Velázquez has placed Arachne in the dead centre of the composition, at the very moment that she has unveiled her work of art – a tapestry – for public display. In fact Minerva, the Roman goddess of wisdom, is the person for whom the tapestry has been created. In Ovid’s telling of the story Minerva had been affronted by Arachne’s incredible skill as a weaver, which the goddess thought outshined her own talents. A mortal getting the better of a god was a complete taboo. Arachne was challenged to a weaving competition so that the goddess could assert her superiority. However Arachne chose to depict a scene that was guaranteed to enrage the goddess – the lechery of Minerva’s own father, Zeus. In Velázquez’s painting we are shown the terrible moment just before Minerva gets revenge by turning Arachne into a spider.

The last frame that we can see is that of the tapestry itself. We can vaguely make out the scene it depicts – lustful Zeus, in the form of a bull, abducting the mortal Europa. This is the most surprising of Velázquez’s choices in this painting, because the tapestry is a copy of a painting by Titian, which is now in Boston, in the Isabella Stewart Gardner Museum. It is like a large quote in the dead centre of the painting to announce the most inspirational figure in Velázquez’s own creative universe. Is it also a big compliment to Titian, comparing his skill to the superhuman abilities of Arachne? Or does it brandish the status of every artist? As that later Spanish master Picasso would say art is a lie, but a lie that tells the truth – and in the case of Arachne, a truth that can shake the gods.

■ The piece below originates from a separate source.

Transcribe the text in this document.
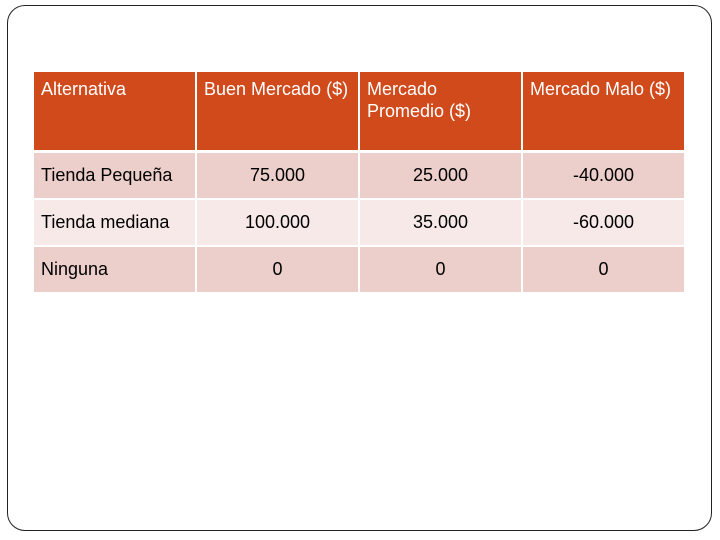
Alternativa	Buen Mercado ($)	Mercado Promedio ($)	Mercado Malo ($)
Tienda Pequeña	75.000	25.000	-40.000
Tienda mediana	100.000	35.000	-60.000
Ninguna	0	0	0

Once we have retreated backwards out of the chambers created in this painting, we can see how the framing idea works. They bring us step-by-step out of the real world, firstly into the prosaic-seeming realm of production (which may be mistaken for the real-life Royal Tapestry Factory of Santa Isabel) into the more elevated and cerebral realm of mythology and the greatest attainment of ‘high’ art – to reach an intellectual status that rivals poetry.


… or maybe that is just another convenient way to tie up loose ends, create some kind of conclusion, and draw the story to close.